Georgia's Prime Minister Bidzina Ivanishvili on Tuesday expressed optimism about restoring ties with arch-foe Russia while pledging to keep up the ex-Soviet state's pro-Western course. At a press conference convened to sum up his 100 days in power since the surprise win in October parliamentary polls of his Georgian Dream coalition, Ivanishvili said: "Europe is what Georgia belongs to."
He said he hoped that "within 20 years Georgia will be a fully-fledged member of Europe." "Europe will remain our beacon and we should make our European dream come true." In terms of security and defence, "there is no alternative to Nato" membership, he added. But he also said he was "optimistic" about restoring ties with Russia, severed following the 2008 war the two neighbours fought over Georgia's breakaway provinces of South Ossetia and Abkhazia.
"I am optimistic. With careful and measured actions" ties can be restored, he said, adding that a first step would be to renew trade links. "Huge results need more time," he said. "Russians as well as Georgians want our relationships be restored," he said. Ivanishvili - a tycoon who bitterly opposes the anti-Russian rhetoric of President Mikheil Saakashvili - says he is ready to engage Moscow in direct negotiations, vowing however to continue Saakashvili's bid to join Nato and the European Union.
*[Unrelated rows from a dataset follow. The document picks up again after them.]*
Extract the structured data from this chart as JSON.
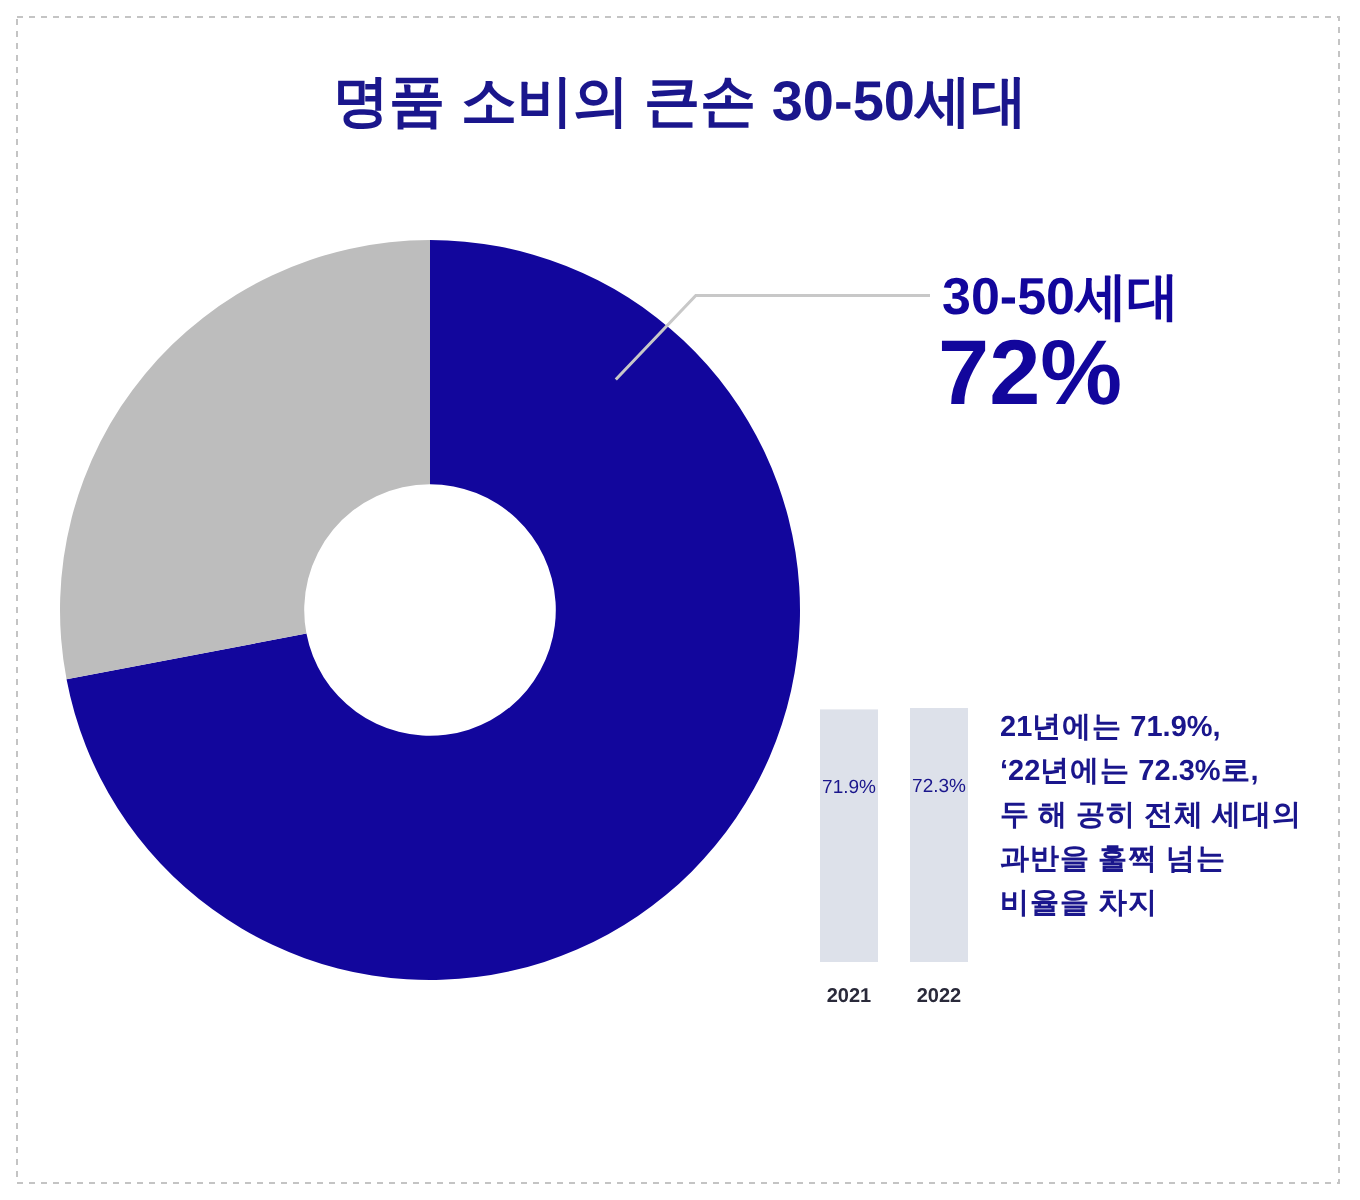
{
  "chart_data": [
    {
      "type": "donut",
      "title": "명품 소비의 큰손 30-50세대",
      "categories": [
        "30-50세대",
        null
      ],
      "values": [
        72,
        28
      ],
      "colors": [
        "#12069c",
        "#bdbdbd"
      ],
      "value_labels": [
        "72%",
        null
      ]
    },
    {
      "type": "bar",
      "categories": [
        "2021",
        "2022"
      ],
      "values": [
        71.9,
        72.3
      ],
      "color": "#dde1ea",
      "value_labels": [
        "71.9%",
        "72.3%"
      ],
      "annotations": [
        "21년에는 71.9%,\n‘22년에는 72.3%로,\n두 해 공히 전체 세대의\n과반을 훌쩍 넘는\n비율을 차지"
      ]
    }
  ]
}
A darling of the West, Saakashvili has long accused Ivanishvili - who made his multi-billion fortune in Russia - of being a Russian stooge. Foreign policy debates are at the centre of a bitter confrontation in the Georgian parliament between Ivanishvili's allies and Saakashvili's fervently pro-Western opposition United National Movement party. Saakashvili's supporters have accused Ivanishvili of threatening Georgia's path towards European and Euro-Atlantic integration and have recently demanded that its pro-Western orientation be cemented in the country's constitution.
Highlighting his uneasy cohabitation with Saakashvili, Ivanishvili attacked his political foe again during the press conference. "The epoch of Saakashvili's lies is over," he said. "They draw apocalyptic pictures, as if something catastrophic is happening in Georgia. They are in panic because they have to answer annoying legal questions," Ivanishvili said.
Dozens of former officials from Saakashvili's government have been arrested during the last three months over alleged wrongdoing, prompting warnings from top European diplomats against selective justice and political persecution of opponents. Ivanishvili's remarks on Russia came just a day after Georgian officials held talks in Moscow to agree a mechanism on lifting the Russian trade embargo on Georgian wine and mineral water.
Russia's consumer watchdog chief Gennady Onishchenko said in Moscow that imports of Georgian wines - highly prized in the former Soviet Union - could resume in the spring if all the conditions are met. Ivanishvili said the reopening of the Russian market to Georgian goods would help kick-start Georgia's struggling agricultural sector.